Bien- sûr, nous sommes Imazighens et notre identité particulière nous procure une manière de voir le monde, une pensée teintée par notre culture. Pourtant la plupart d’entre nous ont une vision du monde, de l’être, des lettres et des arts bien plus vaste et plus variée que notre terroir amazigh cher à notre coeur, mais limité.
Bien- sûr, notre condition générale ( Histoire, société, politique, etc. ) exige en principe une certaine dose d’engagement intellectuel en faveur de nos identité, langue et culture oppressées. C’est de notre devoir de défendre l’amazighité, par tous les moyens culturels. Mais le champ de l’engagement culturel en faveur de l’amazighité est tellement réduit, de mon point de vue personnel tellement répétitif, pour ne pas dire médiocre et décourageant : d'une part, pour qui écrire, créer ? Le peuple amazigh pour une grande part se désintéresse de la culture, de la littérature et de l’art. D'autre part on a vite fait le tour du microcosme culturel amazigh, toujours identique à lui-même; on en a vite atteint les limites pour se retrouver avec un sentiment d’enfermement, de nombrilisme et une certaine forme de fanatisme identitaire et culturel néfaste justement pour la création littéraire et artistique, qui nécessite liberté et créativité, une audace et un renouvellement permanents. Ainsi, il faut se méfier de l’étiquette « art et littérature amazighes », où certains, par excès de militantisme ou de fierté, risquent de se retrouver cloisonnés comme dans une réserve hermétique, renfermée sur elle-même.

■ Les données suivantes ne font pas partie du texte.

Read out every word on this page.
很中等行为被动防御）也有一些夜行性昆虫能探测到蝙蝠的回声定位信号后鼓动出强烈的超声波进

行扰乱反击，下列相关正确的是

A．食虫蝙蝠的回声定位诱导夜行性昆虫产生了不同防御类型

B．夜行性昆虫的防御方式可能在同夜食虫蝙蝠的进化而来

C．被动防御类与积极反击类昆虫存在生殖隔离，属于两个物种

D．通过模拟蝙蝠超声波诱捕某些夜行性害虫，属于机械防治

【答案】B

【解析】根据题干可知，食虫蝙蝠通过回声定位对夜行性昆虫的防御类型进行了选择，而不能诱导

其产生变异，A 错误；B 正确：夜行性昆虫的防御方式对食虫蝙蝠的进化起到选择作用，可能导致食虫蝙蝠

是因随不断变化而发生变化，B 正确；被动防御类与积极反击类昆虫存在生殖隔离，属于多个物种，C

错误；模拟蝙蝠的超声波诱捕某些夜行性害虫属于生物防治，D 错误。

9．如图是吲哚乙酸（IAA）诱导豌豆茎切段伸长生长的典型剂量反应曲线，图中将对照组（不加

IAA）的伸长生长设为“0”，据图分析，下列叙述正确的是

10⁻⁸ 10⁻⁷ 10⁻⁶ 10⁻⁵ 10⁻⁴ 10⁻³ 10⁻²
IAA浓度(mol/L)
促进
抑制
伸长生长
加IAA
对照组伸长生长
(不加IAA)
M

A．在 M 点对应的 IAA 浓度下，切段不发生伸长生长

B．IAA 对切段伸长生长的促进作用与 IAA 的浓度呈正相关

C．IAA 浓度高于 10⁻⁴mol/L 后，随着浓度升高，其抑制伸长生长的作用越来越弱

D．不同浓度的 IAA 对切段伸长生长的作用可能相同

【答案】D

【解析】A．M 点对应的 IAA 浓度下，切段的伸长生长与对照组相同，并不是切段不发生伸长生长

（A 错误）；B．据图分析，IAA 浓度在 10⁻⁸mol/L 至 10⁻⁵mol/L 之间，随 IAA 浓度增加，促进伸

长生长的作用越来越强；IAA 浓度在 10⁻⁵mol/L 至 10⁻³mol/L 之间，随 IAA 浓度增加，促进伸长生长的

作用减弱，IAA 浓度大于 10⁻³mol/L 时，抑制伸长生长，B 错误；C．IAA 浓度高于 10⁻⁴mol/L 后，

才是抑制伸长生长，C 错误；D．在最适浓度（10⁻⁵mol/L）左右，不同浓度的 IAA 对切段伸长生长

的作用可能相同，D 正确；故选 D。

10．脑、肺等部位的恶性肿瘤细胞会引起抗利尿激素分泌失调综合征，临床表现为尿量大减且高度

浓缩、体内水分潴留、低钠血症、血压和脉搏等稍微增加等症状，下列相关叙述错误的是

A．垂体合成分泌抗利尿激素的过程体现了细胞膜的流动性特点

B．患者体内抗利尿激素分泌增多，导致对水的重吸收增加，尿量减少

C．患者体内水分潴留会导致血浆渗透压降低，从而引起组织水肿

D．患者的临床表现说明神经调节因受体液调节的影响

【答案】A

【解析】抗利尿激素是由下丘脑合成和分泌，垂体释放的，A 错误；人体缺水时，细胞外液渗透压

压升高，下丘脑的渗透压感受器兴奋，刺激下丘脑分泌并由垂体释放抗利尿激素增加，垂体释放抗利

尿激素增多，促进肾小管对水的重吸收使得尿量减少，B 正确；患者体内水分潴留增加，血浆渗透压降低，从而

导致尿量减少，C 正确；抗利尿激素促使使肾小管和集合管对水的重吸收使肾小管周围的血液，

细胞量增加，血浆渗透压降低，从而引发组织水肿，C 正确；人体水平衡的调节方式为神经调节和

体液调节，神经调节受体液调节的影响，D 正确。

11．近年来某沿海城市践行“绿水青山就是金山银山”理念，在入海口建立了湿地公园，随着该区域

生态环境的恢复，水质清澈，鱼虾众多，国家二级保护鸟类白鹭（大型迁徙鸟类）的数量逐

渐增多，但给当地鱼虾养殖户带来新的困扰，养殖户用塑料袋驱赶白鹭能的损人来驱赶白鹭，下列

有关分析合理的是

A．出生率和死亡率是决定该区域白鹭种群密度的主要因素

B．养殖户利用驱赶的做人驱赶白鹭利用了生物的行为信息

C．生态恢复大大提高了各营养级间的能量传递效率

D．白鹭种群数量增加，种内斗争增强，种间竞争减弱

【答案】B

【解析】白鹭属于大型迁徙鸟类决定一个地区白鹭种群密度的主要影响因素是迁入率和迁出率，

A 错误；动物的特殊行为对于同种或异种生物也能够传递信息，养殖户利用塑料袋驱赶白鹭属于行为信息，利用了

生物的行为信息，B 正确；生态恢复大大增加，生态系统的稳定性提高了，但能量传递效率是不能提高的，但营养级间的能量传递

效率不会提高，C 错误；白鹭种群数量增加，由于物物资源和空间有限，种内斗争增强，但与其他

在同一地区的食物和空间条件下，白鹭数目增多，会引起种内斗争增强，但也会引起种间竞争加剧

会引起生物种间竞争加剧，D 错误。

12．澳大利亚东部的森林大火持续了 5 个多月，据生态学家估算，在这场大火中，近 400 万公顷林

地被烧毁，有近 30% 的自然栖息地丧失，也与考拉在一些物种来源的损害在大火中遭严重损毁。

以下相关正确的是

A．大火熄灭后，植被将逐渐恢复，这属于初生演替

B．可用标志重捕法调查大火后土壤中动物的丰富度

Bien que l’idéal amazigh nous tienne à cœur, qu’il y a là bien entendu matière de réflexion, d’inspiration et de création, une noble et juste cause d’engagement militant, cette " spécialisation" risque de devenir rapidement étouffante pour les artistes et sclérosante pour la survie de la culture amazighe, qui a déjà subi un énorme retard. La création littéraire et artistique féconde, novatrice, dépasse justement toutes les étiquettes, les identitarismes et les idéologies, elle ne peut se déployer et s’épanouir que dans l’universalité pour combler les lacunes et les retards et ne point demeurer au point « zéro », mais tendre à diversifierses surces d'influence, rejoindre la création littéraire et artistique du monde moderne, travailler dans ‘ l’ « ici et maintenant » ; elle doit prétendre à l’avant-garde, se confronter et s’élever aux cultures étrangères, qui ont pris une bonne longueur d’avance, depuis longtemps. Ne plus se sentir obligé d’écrire, de produire qu’en « termes amazighes » et se refermer dans l’imitation d’un modèle dépassé, mais oser se mettre au niveau du monde, quitte à mettre parfois entre parenthèses son amazighité, la « mettre en veilleuse » et s’adresser, « urbi et orbi » au plus grand nombre, au-delà de nos frontières amazighes.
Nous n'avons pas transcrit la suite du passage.